First, let us recognize that there are two oil worlds: the political one and the physical one. Both are real. Both are in play. I am not an expert on the political world. I am an expert on the physical world. And while either world can ignore the other world, at his own peril, it is prudent for a participant or analyst to consider both, to the maximum extent possible.
In the physical world, if the price of crude oil is maintained at a level of $75/B in today’s dollars, more production capacity can be created than the world will consume at that price level. That roughly describes the recent situation. How does the industry deal with the situation where everyone cannot produce at maximum capacity? Some capacity must be shut in. Who shuts in? The common answer presented by all non-OPEC producers and, yes, all OPEC producers, is “You cut”. Not “I will cut”. “You cut”. Therein lies the problem.
Historically Saudi Arabia was willing to respond to the “You cut” finger pointing at them. How nice of them. Now that they have joined the “You cut” group, everyone is mad at at the Saudis. Unfairly so, I would say.
What is the “fair” solution? The fair solution is for all the producers of the world to agree on a percentage for their production level. Worldwide pro-rationing! All producers would apply the same percentage to their productive capacity. Practical implementation is the problem of course. Who determines the percentage? Who guarantees that no one lies about their capacity? Who monitors each producer? Who applies the penalty for cheating? What price level is chosen for the industry to set supply needs? I think that it is obvious that the “fair” solution has no chance of implementation.
Now turning to the practical. What is a workable approximation of a fair approach? There is probably not enough honesty and integrity within the industry to ever achieve a “fair” working arrangement. Probably what will result in a commercially-driven accommodation that will be neither fair not stable. Instability and volatility are ahead of us, most likely.
What then of OPEC? When they controlled enough of the world’s production to be a major factor, rather than just one of many, they could have some clout. What they did not recognize at the time was that the international oil majors had been providing the function of stable prices at economically affordable levels. When the majors overdid the low price environment, they were thrown out by the OPEC countries. For a time Saudi Arabia tried to provide a price-stabilizing function, but, ultimately, they were beat down into the dog-eat-dog system that is now in place. The message to OPEC member countries is “Be careful what you wish for. The pigeons have come home to roost”. Now the Saudis are just one of a number of competitors who carry a big stick — maybe bigger than most. And OPEC as an organization remains a toothless tiger.
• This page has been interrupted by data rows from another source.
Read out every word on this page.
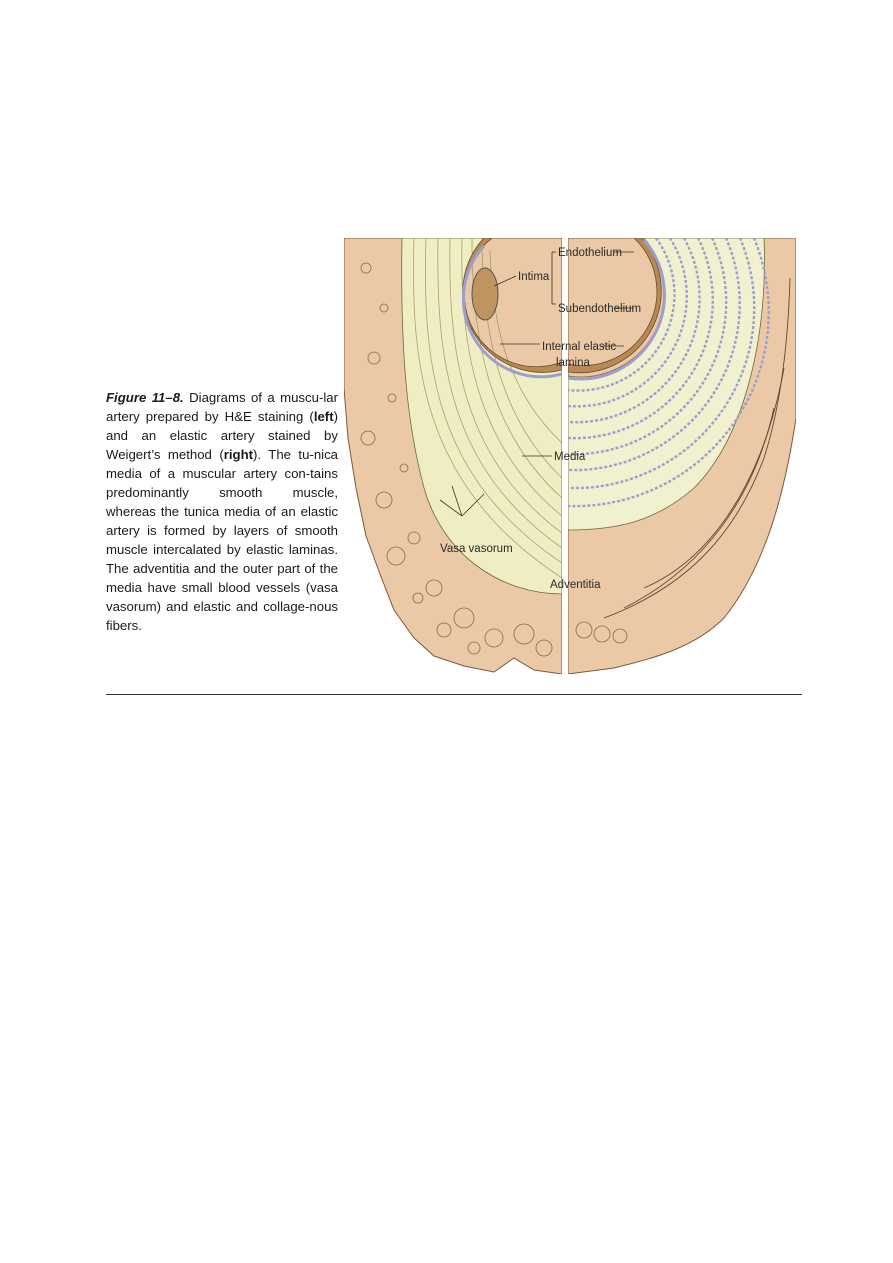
Figure 11–8. Diagrams of a muscu-lar artery prepared by H&E staining (left) and an elastic artery stained by Weigert’s method (right). The tu-nica media of a muscular artery con-tains predominantly smooth muscle, whereas the tunica media of an elastic artery is formed by layers of smooth muscle intercalated by elastic laminas. The adventitia and the outer part of the media have small blood vessels (vasa vasorum) and elastic and collage-nous fibers.
Endothelium
Intima
Subendothelium
Internal elastic
lamina
Media
Vasa vasorum
Adventitia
That is a summary of the physical world of oil. The guiding principle is “You cannot put ten gallons of oil in a five gallon bucket, no matter how much you wish for that result”. If Iran wishes to re-introduce the production that they lost to Saudi Arabia as a result of the sanctions, then Iran has to come up with a way to force the Saudis, or others, to shut in production so that they can produce their own oil in place of those who are forced to shut in. In the commercial world we call this a “Price War”. Look out!